第50話:Love(&Crisis?).38









 『なにかが、音を立てた、

  でも、

  壊れたわけではなかった。』











 「…花子ちゃん?」
 遠吠えをあげた花子を、ナナはキョトンと見つめる。

 薔は静かにキッチンを出て、花子へと歩み寄る。


 長く吠えた後黙り込んだ花子は、食い入るように、カーテンのかかった窓を見つめている。



 ほんのりデジャヴなシーンだが、薔はやはり堂々と且つ静かに、窓へと近づいていった。






 シャッ

 窓に辿り着いた薔が、素早くカーテンを開けると…、



 そこには、ひとりの華奢な少年が立っていたのだ。




 少年に驚いた様子はなく、その風貌からして、薔には思い当たる節があった。

 花子は、威嚇の準備が万端といった様子である。

 (うーん…、見たこともない人だけど、誰なんだろう?)
 そしてナナさんは、絶好調も絶好調、大恋愛する乙女中なのでね、それはもう最愛の彼氏に、その少年がちょっと似てるとかはこれっぽっちも思わなかったんです。




 少年は何かを思案している様子だったが、

 ガラッ――――…

 「入れ。」

 なんと、薔は至って落ち着いて、窓を開けちゃったんですな。


 (えええ!?)
 ナナは、びっくり仰天。




 「………………、」
 少年は黙って、部屋に足を踏み入れた。
 ちゃんと靴は、ベランダに脱いできましたよ?

 花子は、ご主人さまが招き入れた人物なので、厳戒態勢ではあるが呻きはしなかった。




 「…俺が誰なのかも知らないくせに、やすやすと部屋に入れて良かったのか?」
 薔を睨みつけ、ようやく少年は言葉を発したが、声は掠れていて今にも消え入りそうだ。

 「名前なら知ってる、羚亜だろ?」
 まったく薔は動じておらず、声色は静かだがはっきりと返したので、
 「なんで…、知って…、」
 ひどく驚いた様子の羚亜は、言葉に詰まった。



 そのとき、薔は告げた。

 「眼鏡の教師で、思い出せるか?そいつから、お前のことを聞いた。」

 と。




 「――――――――…」
 ふっと、とても懐かしげな瞳をした羚亜は、今にも泣きそうな顔で、笑って呟いた。

 「…そう、要さん、俺のこと覚えててくれたんだ。」




 入ってきたときの羚亜は鋭い表情だったが、今では打って変わって穏やかな、かなしみを纏っており。
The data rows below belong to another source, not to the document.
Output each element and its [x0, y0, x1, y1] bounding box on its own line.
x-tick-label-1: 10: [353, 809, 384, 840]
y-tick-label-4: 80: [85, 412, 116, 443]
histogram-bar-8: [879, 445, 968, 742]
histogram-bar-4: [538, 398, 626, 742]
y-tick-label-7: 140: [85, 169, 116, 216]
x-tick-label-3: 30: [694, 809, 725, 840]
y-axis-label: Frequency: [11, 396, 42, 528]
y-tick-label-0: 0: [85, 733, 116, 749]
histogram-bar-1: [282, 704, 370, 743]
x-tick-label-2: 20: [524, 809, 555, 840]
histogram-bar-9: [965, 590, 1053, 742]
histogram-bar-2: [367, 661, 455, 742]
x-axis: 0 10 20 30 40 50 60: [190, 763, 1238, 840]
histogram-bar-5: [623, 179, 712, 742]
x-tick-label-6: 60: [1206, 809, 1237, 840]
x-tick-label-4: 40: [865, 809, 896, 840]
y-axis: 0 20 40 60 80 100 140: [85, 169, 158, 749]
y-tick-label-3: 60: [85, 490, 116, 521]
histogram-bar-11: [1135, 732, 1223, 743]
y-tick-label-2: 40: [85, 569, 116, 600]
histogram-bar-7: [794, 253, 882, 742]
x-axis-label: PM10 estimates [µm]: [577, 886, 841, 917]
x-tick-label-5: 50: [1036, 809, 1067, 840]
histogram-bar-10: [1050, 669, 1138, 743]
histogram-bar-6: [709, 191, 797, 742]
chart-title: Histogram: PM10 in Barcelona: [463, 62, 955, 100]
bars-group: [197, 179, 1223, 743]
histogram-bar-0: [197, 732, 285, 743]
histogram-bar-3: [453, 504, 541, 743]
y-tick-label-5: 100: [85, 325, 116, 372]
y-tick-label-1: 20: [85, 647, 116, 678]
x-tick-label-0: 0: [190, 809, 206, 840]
 (おお…!なんだかかなしいけど、話がまったく理解できないよぉ!)
 薔と醐留権のお風呂シーンで、その場にいたわけないナナは、じれったさにも泣きそうです。




 「今そいつはな、俺のこいつの親友の彼氏なんだが、それでもお前のことを、気に留めてはいたぞ?」
 薔がこう言ったとき、ナナは誰のことを言っているのかがようやく理解できた。

 「そうなんだ…、」
 小さく呟いた羚亜が、ふと、ナナを見る。




 このとき、ナナと羚亜は視線を交わしたので、大いなる共通点に気が付いたようだ。

 それはまさしく、“ヴァンパイアである”ということ。